等将里里外外整理了一番,晏南舟双手叉腰左右环顾见四周一尘不染这才感到满意,见状,躺在躺椅上的纪长宁见状没忍住出声,“你就不累吗?”
“不累,”晏南舟扭头朝着人一笑,“明日便是我们大喜之日,自然容不得马虎,还有喜堂未布置呢。”
语毕,纪长宁神色一愣,这才想起明日便是初九,是她同晏南舟的大喜之日,日子过得太快,她险些都要忘了。
“怎么了?”见人沉默不语,晏南舟不由询问,“可是有何处不对?”
“没什么,”纪长宁摇了摇头,“有些乏了。”
晏南舟担忧不已,忙催着人回房,“那你先去歇会儿,剩下的事交由我。”
说罢,一直护送人了门口才欲转身离去。
“晏南舟!”纪长宁心头一慌,一把抓住人手腕。
“怎么了?”晏南舟顺势转身,疑惑着问,“可是明日要成亲了有些紧张?”
纪长宁没有说话,只是看着眼前之人,眼神微动,神色复杂。
“说来也不怕你笑话,我这几日也是万般紧张,”晏南舟有些窘迫的笑笑,却还是轻轻将纪长宁揽入怀中,温声安抚,“你莫要害怕,无论今后有何都有我陪着你。”

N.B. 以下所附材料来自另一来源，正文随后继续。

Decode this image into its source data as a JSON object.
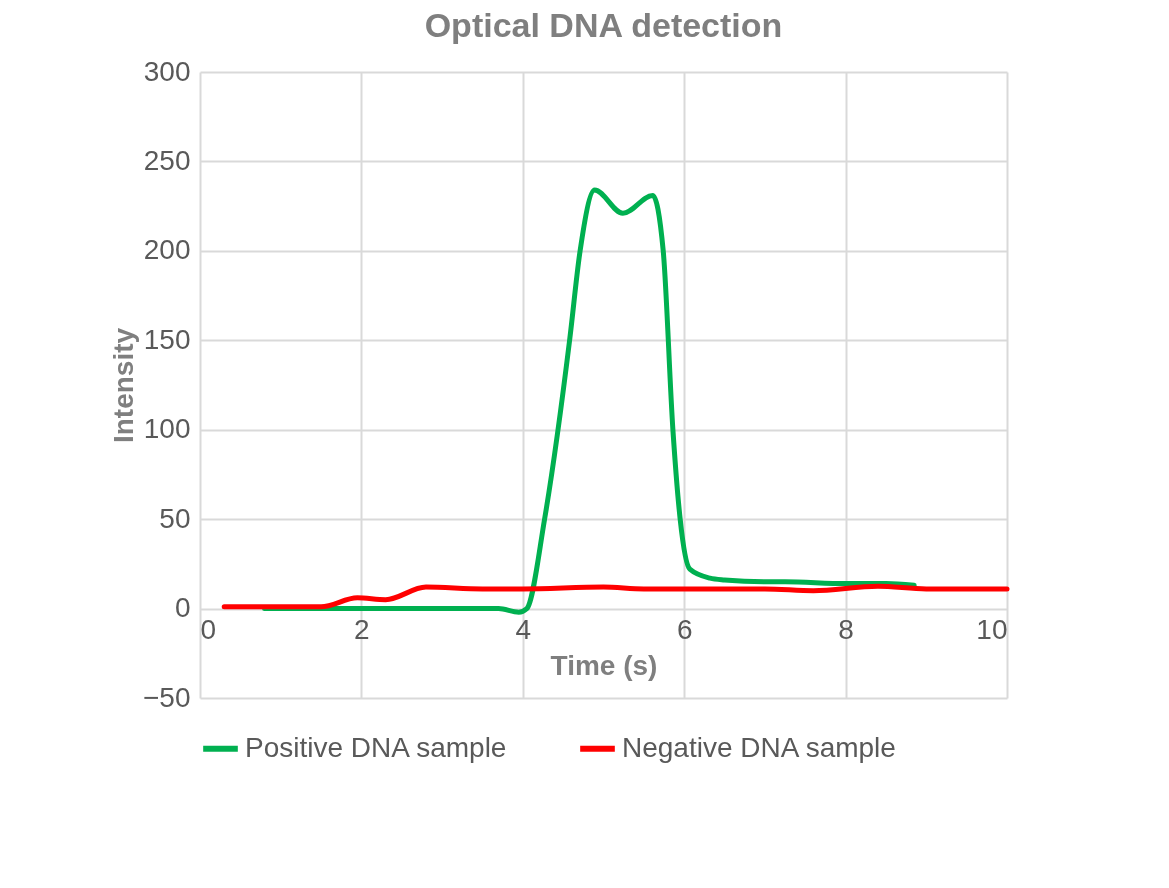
{
  "chart_data": {
    "type": "line",
    "title": "Optical DNA  detection",
    "xlabel": "Time (s)",
    "ylabel": "Intensity",
    "xlim": [
      0,
      10
    ],
    "xticks": [
      0,
      2,
      4,
      6,
      8,
      10
    ],
    "ylim": [
      -50,
      300
    ],
    "yticks": [
      -50,
      0,
      50,
      100,
      150,
      200,
      250,
      300
    ],
    "grid": true,
    "legend": "bottom",
    "series": [
      {
        "name": "Positive DNA sample",
        "color": "#00b050",
        "x": [
          0.8,
          1.5,
          2.5,
          3.5,
          3.7,
          3.95,
          4.05,
          4.27,
          4.58,
          4.71,
          4.89,
          5.24,
          5.61,
          5.74,
          5.86,
          5.95,
          6.07,
          6.32,
          6.5,
          7,
          7.25,
          8,
          8.5,
          8.85
        ],
        "values": [
          0,
          0,
          0,
          0,
          0,
          -2,
          0,
          50,
          150,
          200,
          234,
          221,
          231,
          200,
          100,
          50,
          22,
          17,
          16,
          15,
          15,
          14,
          14,
          13
        ]
      },
      {
        "name": "Negative DNA sample",
        "color": "#ff0000",
        "x": [
          0.3,
          1,
          1.5,
          1.95,
          2.3,
          2.8,
          3.5,
          4,
          5,
          5.5,
          7,
          7.6,
          8.4,
          9,
          10
        ],
        "values": [
          1,
          1,
          1,
          6,
          5,
          12,
          11,
          11,
          12,
          11,
          11,
          10,
          12.5,
          11,
          11
        ]
      }
    ]
  }
}
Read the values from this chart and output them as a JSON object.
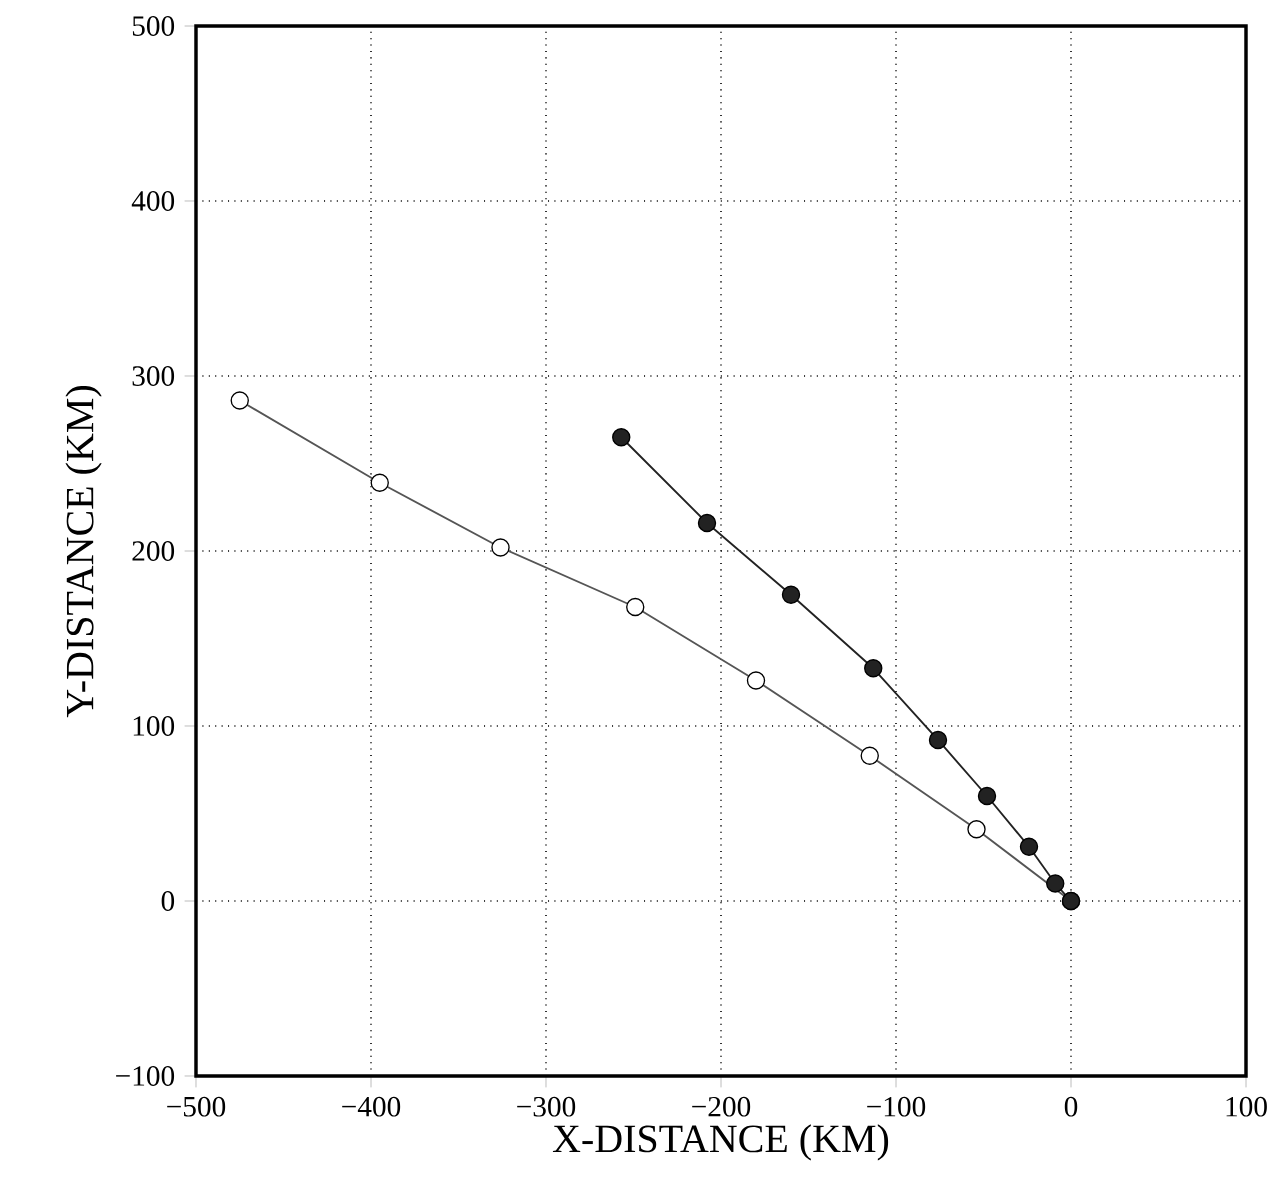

二人相拥的身影倒映在地面上,被夕阳拉长,如画一般令人心动。
“好了,你早些休息。”晏南舟松开人,站了一会儿才离开。
看着那人越走越远,纪长宁眉头紧皱,最终并未出声挽留,而是转身回了屋。
可心中思绪翻涌,纪长宁久不能寐,扭头看了眼窗外昏暗的夜色,一夜未眠,在桌前坐了一宿,一直等天边破晓,旭日初升,鸡鸣犬吠,她摸着托盘中喜服,起身将喜服抖开穿在身上。